From Our Pastor: 28th Sunday In Ordinary Time
Everyone uses the word parish and parishioner, but what do they mean. You are a pariah! You are an outcast! The word parish and parishioner are derived from the Greek word, paroikos, which means sojourner, foreigner, outcast, and pariah. It is used in the Acts of the Apostles where St. Stephen speaks about the history of the Jewish people, explaining how they were “aliens in a land not their own.” In this way a parishioner is truly a “sojourner” a pilgrim journeying towards their heavenly homeland. We are not made for this world. We are foreigners here as we were made for the world to come! This is not our homeland! Our citizenship is in heaven! The reason I write about this reality of what parish, parishioner, and pariah mean is because of the readings.
In our first reading, Naaman the Syrian, is told to plunge into the Jordan to heal his leprosy. The gospel is an answer to this reading as well. Here the God of Israel is revealing Himself to this foreigner, a Syrian not an Israelite, and healing this outsider/pariah. Naaman’s response is to want to gift Elisha for the healing, but Elisha reminds him the healing is from the Lord. So Naaman asks for the loads of earth so that he too may worship and offer sacrifice to the one true God for worship of the Lord God of Israel is associated with the soil of the Holy Land, where He is present.
In the Gospel, ten lepers cry out to Jesus, have pity on us! Jesus tells them to go show yourselves to the priests, so that their declaration of leprosy can be taken away and they can return to the society and right worship of God. As a leper they were excluded from society completely and were unclean to participate in right worship. The Samaritan, the outsider/pariah, is the only one to return to Jesus, praising God and thanking Him. There is a great bit of detail here. It is not just about gratitude for the healing, which is a good a noble thing to have gratitude to God for what He does. The greater reality here is that Jesus said go and present yourself to the priest, so they can be allowed to rejoin society and right worship of God. This outcast, this pariah, this Samaritan is the only one to come to the true priest, Jesus Christ, not to join the society of this world, but to join the society of the world to come. This pariah isn’t worried about returning to the right worship of God as he was accustomed but coming back to true right worship of the true presence of God in the world, Jesus Christ. He is the only one who realizes the divinity of Christ and comes to worship at His feet. The word “Give Thanks” is a term clearly pointing to the Eucharist. The word Eucharist means to give thanks. This man falls to His knees in the real presence of Christ, just as we should fall to our knees in right worship of Christ truly present in the Eucharist. AND rightfully prepare to receive him...CLEANSED and made new.

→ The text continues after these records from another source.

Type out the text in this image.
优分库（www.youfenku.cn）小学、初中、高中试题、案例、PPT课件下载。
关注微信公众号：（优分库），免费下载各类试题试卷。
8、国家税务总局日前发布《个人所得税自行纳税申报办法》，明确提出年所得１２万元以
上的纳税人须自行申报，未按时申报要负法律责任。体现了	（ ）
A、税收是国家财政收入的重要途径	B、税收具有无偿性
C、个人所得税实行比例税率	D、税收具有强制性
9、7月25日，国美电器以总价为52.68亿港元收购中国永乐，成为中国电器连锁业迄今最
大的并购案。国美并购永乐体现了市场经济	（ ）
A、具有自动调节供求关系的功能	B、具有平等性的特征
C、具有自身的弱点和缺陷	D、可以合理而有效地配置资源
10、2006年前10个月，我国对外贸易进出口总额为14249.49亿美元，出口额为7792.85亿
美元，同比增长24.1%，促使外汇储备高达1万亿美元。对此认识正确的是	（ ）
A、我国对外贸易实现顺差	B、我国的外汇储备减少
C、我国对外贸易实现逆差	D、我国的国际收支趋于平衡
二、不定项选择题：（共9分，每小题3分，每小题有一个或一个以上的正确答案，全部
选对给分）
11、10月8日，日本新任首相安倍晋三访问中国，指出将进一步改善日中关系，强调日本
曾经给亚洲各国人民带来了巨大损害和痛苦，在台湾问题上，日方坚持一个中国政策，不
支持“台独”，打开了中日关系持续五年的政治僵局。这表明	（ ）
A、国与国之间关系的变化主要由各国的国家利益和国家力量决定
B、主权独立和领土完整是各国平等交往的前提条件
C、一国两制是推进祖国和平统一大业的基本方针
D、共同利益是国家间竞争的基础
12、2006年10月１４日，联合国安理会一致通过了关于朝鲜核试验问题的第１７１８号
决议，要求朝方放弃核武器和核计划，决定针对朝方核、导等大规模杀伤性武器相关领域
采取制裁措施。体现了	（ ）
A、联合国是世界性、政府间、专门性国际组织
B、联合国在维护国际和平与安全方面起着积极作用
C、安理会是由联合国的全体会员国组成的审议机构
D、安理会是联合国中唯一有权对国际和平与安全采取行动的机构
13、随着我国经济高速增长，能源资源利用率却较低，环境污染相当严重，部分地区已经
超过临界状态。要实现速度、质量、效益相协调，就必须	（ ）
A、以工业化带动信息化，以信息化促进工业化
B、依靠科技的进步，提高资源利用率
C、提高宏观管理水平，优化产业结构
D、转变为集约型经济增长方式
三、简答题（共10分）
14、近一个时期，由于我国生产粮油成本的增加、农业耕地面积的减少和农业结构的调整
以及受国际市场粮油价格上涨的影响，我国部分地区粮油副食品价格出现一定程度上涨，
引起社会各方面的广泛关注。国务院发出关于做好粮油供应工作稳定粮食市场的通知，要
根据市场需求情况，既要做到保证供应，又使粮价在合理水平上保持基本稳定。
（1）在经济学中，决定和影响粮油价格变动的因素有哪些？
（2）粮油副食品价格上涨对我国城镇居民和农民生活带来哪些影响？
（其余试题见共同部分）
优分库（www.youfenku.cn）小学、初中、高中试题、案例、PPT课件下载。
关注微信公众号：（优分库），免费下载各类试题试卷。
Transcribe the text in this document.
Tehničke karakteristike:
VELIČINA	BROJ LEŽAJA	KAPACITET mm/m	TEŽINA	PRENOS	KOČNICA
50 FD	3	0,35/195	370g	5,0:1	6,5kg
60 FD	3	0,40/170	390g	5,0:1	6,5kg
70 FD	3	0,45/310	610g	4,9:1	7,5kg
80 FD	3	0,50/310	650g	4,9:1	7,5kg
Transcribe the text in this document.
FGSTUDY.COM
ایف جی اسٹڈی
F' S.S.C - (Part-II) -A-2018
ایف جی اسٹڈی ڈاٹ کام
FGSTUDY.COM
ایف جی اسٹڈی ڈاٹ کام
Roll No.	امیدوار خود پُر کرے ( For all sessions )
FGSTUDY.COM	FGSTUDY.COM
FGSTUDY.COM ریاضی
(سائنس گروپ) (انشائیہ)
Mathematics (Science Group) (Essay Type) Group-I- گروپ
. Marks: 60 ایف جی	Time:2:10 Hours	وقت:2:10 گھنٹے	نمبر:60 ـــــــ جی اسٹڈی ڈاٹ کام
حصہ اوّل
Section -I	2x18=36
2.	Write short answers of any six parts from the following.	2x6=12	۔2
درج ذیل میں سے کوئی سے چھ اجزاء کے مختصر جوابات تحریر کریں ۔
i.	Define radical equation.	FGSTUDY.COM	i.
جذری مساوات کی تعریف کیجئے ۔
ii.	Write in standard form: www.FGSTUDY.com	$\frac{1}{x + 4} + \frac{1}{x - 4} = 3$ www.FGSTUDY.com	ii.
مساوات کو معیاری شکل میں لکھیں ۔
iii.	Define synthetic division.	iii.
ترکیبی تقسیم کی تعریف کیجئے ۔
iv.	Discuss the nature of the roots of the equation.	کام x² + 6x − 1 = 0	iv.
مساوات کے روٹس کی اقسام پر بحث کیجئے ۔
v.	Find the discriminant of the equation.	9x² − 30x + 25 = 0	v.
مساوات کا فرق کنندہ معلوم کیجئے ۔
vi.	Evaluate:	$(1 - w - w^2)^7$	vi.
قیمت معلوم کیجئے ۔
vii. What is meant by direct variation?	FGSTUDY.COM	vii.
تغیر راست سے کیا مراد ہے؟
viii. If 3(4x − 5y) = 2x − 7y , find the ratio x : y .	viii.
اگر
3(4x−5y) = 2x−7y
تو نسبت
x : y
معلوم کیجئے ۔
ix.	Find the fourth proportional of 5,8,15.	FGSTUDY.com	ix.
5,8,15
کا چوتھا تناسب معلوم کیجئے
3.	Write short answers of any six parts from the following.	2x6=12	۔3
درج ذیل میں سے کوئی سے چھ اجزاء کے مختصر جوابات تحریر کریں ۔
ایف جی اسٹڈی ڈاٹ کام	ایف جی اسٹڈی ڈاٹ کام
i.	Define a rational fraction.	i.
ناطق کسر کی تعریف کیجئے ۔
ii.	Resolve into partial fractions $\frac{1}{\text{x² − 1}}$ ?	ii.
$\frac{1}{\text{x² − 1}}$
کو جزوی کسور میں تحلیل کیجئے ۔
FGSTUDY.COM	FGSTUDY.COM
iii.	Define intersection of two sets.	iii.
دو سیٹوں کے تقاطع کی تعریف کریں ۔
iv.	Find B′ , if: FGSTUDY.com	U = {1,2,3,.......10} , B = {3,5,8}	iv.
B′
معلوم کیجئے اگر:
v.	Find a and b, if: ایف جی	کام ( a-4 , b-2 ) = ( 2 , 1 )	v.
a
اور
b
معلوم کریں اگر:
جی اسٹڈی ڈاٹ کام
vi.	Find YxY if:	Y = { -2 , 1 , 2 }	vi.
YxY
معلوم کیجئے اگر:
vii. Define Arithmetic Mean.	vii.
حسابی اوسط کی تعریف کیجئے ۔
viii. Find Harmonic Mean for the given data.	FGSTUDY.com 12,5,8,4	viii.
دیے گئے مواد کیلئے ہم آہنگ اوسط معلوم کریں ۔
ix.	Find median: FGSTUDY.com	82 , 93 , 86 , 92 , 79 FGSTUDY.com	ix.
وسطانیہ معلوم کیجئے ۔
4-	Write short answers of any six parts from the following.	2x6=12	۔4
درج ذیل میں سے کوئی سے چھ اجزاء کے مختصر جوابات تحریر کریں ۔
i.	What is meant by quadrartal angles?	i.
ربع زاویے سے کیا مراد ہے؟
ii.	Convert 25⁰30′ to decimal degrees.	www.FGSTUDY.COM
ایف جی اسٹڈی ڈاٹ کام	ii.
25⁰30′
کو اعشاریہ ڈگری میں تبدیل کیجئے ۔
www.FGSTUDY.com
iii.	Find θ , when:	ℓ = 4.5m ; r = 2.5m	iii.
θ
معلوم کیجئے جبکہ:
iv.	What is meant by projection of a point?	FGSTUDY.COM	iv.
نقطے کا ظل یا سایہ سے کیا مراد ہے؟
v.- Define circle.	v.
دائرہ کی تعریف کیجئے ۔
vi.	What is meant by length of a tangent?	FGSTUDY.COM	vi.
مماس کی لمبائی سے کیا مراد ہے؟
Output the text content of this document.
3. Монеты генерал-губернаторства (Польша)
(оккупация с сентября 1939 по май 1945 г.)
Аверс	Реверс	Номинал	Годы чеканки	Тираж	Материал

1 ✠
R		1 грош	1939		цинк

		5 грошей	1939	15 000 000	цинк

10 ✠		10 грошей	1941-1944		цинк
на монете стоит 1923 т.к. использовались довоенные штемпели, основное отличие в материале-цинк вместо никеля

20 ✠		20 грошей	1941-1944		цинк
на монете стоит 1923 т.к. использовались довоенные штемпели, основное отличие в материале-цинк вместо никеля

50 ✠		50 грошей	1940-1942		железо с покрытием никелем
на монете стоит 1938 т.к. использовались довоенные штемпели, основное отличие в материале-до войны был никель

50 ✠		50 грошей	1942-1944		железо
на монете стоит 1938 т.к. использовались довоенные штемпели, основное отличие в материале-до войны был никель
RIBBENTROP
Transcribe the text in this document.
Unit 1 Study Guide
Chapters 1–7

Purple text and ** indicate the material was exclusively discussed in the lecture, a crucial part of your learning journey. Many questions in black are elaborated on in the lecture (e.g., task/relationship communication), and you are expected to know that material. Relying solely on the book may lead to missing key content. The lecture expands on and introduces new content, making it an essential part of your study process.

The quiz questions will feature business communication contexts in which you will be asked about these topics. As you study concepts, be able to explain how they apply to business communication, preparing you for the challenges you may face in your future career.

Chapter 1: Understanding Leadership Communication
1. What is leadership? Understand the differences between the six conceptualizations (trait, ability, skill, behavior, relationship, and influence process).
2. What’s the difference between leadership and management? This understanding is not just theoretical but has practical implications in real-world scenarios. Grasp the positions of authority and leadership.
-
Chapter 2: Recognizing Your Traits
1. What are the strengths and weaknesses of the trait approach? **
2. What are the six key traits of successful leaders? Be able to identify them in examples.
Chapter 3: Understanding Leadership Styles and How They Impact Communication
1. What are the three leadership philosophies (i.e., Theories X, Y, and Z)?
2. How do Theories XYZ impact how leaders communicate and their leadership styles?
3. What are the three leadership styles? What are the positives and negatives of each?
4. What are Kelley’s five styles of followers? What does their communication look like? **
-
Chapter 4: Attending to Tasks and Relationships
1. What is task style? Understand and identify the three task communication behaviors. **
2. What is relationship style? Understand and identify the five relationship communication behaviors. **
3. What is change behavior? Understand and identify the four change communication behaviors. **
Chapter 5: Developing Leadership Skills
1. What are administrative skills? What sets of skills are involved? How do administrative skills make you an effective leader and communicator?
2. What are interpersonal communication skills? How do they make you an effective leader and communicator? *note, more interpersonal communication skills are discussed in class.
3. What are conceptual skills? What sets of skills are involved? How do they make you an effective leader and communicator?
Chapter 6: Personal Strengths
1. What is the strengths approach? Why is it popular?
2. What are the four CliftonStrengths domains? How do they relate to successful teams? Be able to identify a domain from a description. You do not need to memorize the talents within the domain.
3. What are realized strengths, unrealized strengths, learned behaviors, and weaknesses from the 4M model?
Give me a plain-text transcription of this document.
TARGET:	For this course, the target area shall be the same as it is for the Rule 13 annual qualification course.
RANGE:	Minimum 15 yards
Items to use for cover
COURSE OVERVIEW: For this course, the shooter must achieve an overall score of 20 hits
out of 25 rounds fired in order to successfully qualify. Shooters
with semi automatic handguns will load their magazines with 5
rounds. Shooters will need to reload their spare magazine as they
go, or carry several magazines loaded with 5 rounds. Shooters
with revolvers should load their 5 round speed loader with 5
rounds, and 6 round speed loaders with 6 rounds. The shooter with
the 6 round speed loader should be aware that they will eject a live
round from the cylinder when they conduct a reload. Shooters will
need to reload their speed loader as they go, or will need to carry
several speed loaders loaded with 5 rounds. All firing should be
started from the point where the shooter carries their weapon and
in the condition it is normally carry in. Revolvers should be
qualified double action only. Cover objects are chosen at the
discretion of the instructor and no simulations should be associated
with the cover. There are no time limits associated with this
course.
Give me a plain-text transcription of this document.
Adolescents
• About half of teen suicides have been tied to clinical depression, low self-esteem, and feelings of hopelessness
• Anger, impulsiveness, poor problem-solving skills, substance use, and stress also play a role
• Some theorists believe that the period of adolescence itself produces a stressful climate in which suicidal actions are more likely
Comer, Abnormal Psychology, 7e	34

This means, go to confession, fast before mass (and yes absolutely do not chew gum as it breaks your fast and you chew Christ’s true presence into your gum, absurd!), pray before mass and after receiving him, don’t eat or drink for ten minutes after receiving the Eucharist (except water or medicinal needs), and don’t run out immediately after receiving Him! WAKE UP like this Samaritan to WHO it is you receive and what an immense privilege that it is to receive the very body, blood, soul, and divinity of Jesus Christ. KNOW, like the Samaritan, who it is you are worshipping and receiving and “giving thanks” to. Realize you are pariah, an outcast, a foreigner, a sojourner, etc. on a pilgrimage to our Homeland. You were not made for here, but for the world to come! Heed his words, stand up and go; your faith (in the real presence of Christ) has saved you. Saved you for eternal life!